Narendra Modi, mind you, is anything but calm. The Indian premier has been giving fiery speeches in the past weeks, promising revenge against the terrorists, including those ‘aiding and abetting them’ (read: Pakistan). He’s soaking the country in stories of soldierly virtues. For him, this is ‘New India’ — a country of muscular Hindu patriots with a big-dog attitude, not afraid of punching an annoying neighbour in the face. But this is something that doesn’t come naturally to the placid Indians. Modi’s lot struggle to find the right vocabulary to persuade Indians to march along to the new martial overture. At the India Habitat Centre, I listen to the party’s national general secretary, Ram Madhav, roaming through the history of ideas in search of the morality of war: Machiavelli, Plato, Confucius, Hindu scriptures. Yes, they all advise wisdom at times of conflict. But don’t they also support revenge, or ‘being bad against those who are bad against you’?
India is nearing a national election and Rahul Gandhi, chief of the Congress party, has been upbraiding Modi for warmongering. Isn’t it a wag-the-dog tactic — a political ploy to rescue Modi from his dwindling support? He has a point. Modi and his alliance have dropped in the polls, and if nothing changes, India will get a hung parliament after the election. And Modi can’t blame anyone but his own government. It’s been behind the curve on the country’s ‘agrarian crisis’ (falling crop prices) that’s hurting Modi-supporting farmers. Leaked government figures point to an increase in unemployment and, after a decade of high growth, people are now worried about problems that come on the heels of growing prosperity, like housing shortages. India’s economic growth isn’t shining anymore and the economic reformers who Modi brought into government in 2014 have left. His economic agenda is missing.

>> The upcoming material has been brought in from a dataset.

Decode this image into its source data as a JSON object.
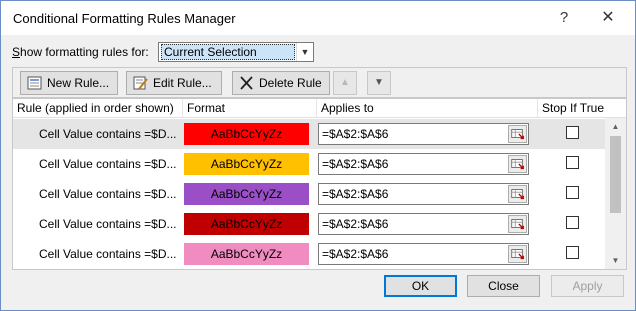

However, Indian voters aren’t falling in love with the Gandhis again. Congress has recovered from its collapse in 2014, but people still have reservations about Rahul. He’s no natural campaigner and has lately been outshone by his sister, Priyanka, who’s just entered politics. There is also too much about him that signals privilege, and the Congress party has become an easy target for India’s version of the alt-right: online zealots, often with connections to subterranean Hindu groups, who troll left-liberals such as Gandhi and accuse them of being ‘libtards’, ‘the Lutyens elite’ or ‘Macaulayputra’.

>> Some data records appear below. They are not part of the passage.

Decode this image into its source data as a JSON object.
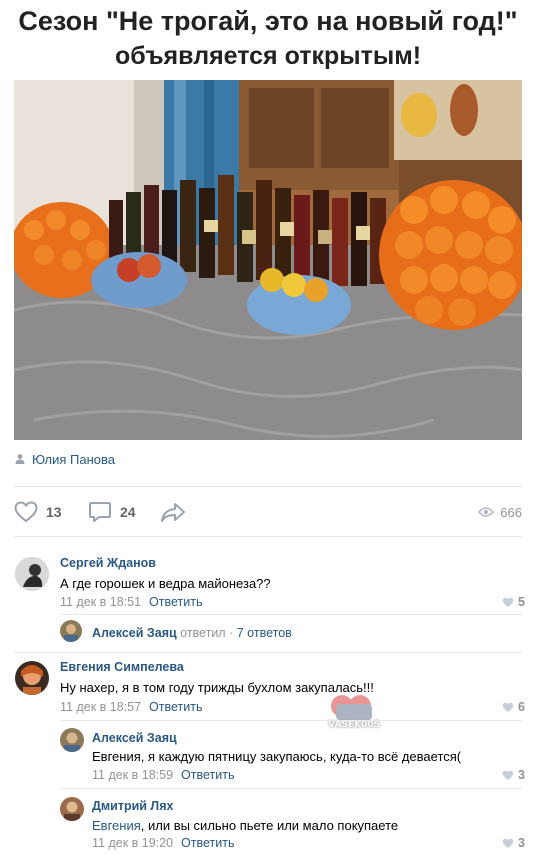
{
  "meme": {
    "line1": "Сезон \"Не трогай, это на новый год!\"",
    "line2": "объявляется открытым!"
  },
  "post": {
    "author": "Юлия Панова",
    "likes": "13",
    "comments": "24",
    "views": "666"
  },
  "comments": [
    {
      "name": "Сергей Жданов",
      "text": "А где горошек и ведра майонеза??",
      "date": "11 дек в 18:51",
      "reply_label": "Ответить",
      "likes": "5"
    },
    {
      "name": "Евгения Симпелева",
      "text": "Ну нахер, я в том году трижды бухлом закупалась!!!",
      "date": "11 дек в 18:57",
      "reply_label": "Ответить",
      "likes": "6"
    }
  ],
  "thread": {
    "name": "Алексей Заяц",
    "replied": "ответил",
    "sep": "·",
    "count_label": "7 ответов"
  },
  "replies": [
    {
      "name": "Алексей Заяц",
      "text": "Евгения, я каждую пятницу закупаюсь, куда-то всё девается(",
      "date": "11 дек в 18:59",
      "reply_label": "Ответить",
      "likes": "3"
    },
    {
      "name": "Дмитрий Лях",
      "addressee": "Евгения",
      "text": ", или вы сильно пьете или мало покупаете",
      "date": "11 дек в 19:20",
      "reply_label": "Ответить",
      "likes": "3"
    }
  ],
  "watermark": {
    "text": "VASEK005"
  },
  "icons": {
    "author": "person-icon",
    "like": "heart-icon",
    "comment": "comment-bubble-icon",
    "share": "share-arrow-icon",
    "views": "eye-icon"
  },
  "colors": {
    "link": "#2a5885",
    "muted": "#939393",
    "divider": "#e7e8ec"
  }
}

The West’s culture war has clearly come to India, and who better to explain the forces of the new politics than Boris Johnson? He arrives in Delhi to speak at the India Today Conclave at the Taj Palace hotel. Raj Chengappa, a veteran of Indian journalism, introduces Boris — but doesn’t exactly flatter him. Etonian, womaniser and companion of Donald Trump were among the themes in Raj’s introduction. Boris did a good job defending his liberal vision of the UK and the world. Few in Delhi have a fixed opinion about Brexit but they are alert to any cause in favour of self-government, especially when it comes from the country that for so long deprived India of it. What seemed to worry the audience more, though, was Boris’s tidy appearance. Raj quizzed him straight away: what had happened to his dishevelled hair? Fortunately, Boris had calming news. Tamara, the House of Commons’ barber, had used the shears too aggressively, but his hair will grow out again.
In the break, someone joked that Boris looks like an eight-year-old but speaks like he is 80. I put that to Modi’s press advisor and ask if it’s a winning combination in an Indian election. He smiles and retorts that here it would be done the other way around: ‘You should look like you are 80 but speak like an eight-year-old.’